Ho fatto una lezione sulla fede. Ho chiesto: “Perché, secondo voi, ci sono persone che credono in Dio?”. Molte risposte hanno ruotato attorno al concetto di “bisogno”: bisogno di protezione, di aiuto e conforto, bisogno di avere risposte alle domande difficili. Anche alcuni manuali di RC rispondono allo stesso modo. Ma noi che crediamo in Dio, davvero siamo mossi da un bisogno? Davvero la fede fornisce risposte alle domande difficili?

 

La domanda sul perché del male, per esempio, non ha risposte molto più semplici per chi non crede? Chi non crede sa che l’essere umano è limitato e cattivo. E quindi c’è il male. Chi crede deve conciliare questo dato con l’esistenza della Santa Sapienza caratterizzata da onnipotenza e bontà. E perché Ella non impedisce il male? E ancora. Quante volte abbiamo invocato Dio perché ci aiutasse in qualcosa o almeno perché facesse cessare le guerre e le ingiustizie più crudeli. Ma quante volte abbiamo dovuto constatare che le guerre e ingiustizie sono continuate o sono cessate grazie alla buona volontà di uomini e donne che hanno cercato accordi! Dice Abraham Joshua Hescel: “La religione si è adattata all’umore moderno autodichiarandosi soddisfacimento di un bisogno.

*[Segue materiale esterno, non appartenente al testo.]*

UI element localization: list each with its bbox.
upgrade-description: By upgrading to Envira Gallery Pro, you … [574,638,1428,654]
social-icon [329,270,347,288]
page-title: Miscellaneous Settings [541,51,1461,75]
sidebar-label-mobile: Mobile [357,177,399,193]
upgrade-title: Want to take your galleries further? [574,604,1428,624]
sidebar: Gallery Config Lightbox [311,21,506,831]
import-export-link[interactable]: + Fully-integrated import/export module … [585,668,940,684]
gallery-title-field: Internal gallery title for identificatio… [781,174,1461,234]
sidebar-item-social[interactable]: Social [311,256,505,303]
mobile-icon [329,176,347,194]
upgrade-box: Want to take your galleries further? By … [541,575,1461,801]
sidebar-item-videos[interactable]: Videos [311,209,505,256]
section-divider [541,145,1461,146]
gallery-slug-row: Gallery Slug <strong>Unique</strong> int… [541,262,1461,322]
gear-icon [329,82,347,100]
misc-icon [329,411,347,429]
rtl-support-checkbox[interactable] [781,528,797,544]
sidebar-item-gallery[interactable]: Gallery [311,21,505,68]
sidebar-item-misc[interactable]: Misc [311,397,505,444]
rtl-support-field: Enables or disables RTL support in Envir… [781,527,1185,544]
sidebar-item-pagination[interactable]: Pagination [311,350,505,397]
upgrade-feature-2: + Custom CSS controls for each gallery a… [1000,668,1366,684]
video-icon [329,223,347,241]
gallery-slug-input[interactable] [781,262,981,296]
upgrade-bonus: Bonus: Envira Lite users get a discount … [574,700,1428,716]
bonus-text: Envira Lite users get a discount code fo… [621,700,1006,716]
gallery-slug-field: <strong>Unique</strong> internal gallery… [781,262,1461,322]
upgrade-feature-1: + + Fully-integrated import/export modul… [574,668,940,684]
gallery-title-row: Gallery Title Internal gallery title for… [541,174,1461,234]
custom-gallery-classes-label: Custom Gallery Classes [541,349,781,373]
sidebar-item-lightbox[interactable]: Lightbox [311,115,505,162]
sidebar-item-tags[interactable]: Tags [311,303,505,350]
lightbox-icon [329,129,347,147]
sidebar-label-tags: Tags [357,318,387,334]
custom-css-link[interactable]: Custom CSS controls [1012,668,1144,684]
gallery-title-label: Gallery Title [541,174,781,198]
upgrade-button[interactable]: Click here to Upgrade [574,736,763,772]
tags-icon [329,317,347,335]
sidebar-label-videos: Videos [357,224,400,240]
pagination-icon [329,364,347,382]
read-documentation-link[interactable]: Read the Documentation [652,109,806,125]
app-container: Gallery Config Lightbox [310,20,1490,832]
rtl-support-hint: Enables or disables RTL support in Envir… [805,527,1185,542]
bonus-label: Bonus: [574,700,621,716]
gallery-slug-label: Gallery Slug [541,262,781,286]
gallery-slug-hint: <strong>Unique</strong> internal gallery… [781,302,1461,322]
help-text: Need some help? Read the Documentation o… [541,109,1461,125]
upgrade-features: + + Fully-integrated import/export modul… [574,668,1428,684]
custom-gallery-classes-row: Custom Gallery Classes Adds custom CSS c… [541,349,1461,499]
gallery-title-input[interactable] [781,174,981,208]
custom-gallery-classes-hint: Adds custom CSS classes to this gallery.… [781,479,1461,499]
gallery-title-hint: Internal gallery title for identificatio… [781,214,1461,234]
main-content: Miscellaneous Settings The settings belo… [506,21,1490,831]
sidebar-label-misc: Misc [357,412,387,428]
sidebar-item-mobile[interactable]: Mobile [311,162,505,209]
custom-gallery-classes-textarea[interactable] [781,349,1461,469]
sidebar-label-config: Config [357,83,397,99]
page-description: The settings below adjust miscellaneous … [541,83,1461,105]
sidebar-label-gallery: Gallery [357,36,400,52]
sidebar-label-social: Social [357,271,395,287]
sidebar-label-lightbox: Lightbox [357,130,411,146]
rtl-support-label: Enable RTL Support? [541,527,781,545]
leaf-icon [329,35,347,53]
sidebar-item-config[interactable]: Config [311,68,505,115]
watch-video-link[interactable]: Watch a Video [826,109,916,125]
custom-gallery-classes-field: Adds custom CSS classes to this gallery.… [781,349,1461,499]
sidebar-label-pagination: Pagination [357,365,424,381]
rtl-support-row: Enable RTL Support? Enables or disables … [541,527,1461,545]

Questa concezione che – non c’è il minimo dubbio – è diametralmente opposta all’atteggiamento profetico, ha contribuito in grande misura al fraintendimento e alla sterilizzazione del pensiero religioso. (...) La voce tonante del Sinai ha forse proclamato le dieci parole per soddisfare un bisogno?”.    (cfr. A.J.Heschel, Il canto della libertà, ed. Qiqajon)

In effetti se rileggiamo le storie bibliche ci accorgiamo che l’incontro tra il Santo Mistero e l’essere umano avviene di solito perché il primo pone delle domande a cui il secondo deve rispondere. L’incontro non avviene a partire dalla ricerca umana, tutt’altro. Mosè aveva trovato la sua tranquillità mettendo su famiglia e facendo il pastore, Maria stava per sposarsi e il suo progetto di vita le appariva chiaro davanti agli occhi. Ma la Santa Sapienza arriva a disturbare tranquillità e distruggere progetti e pone la domanda cruciale: “Accetti di fare quel che ti chiedo? Accetti di fidarti di me?”. L’incontro avviene perché noi rispondiamo positivamente alla domanda divina.

Non è Dio che risponde alle nostre domande e tanto meno risolve i nostri problemi. Di solito ce li complica. Siamo noi che rispondiamo, e lo facciamo perché Chi ci chiama suscita la nostra fiducia, perché ci sentiamo amati e in quell’amore capiamo che è bello vivere.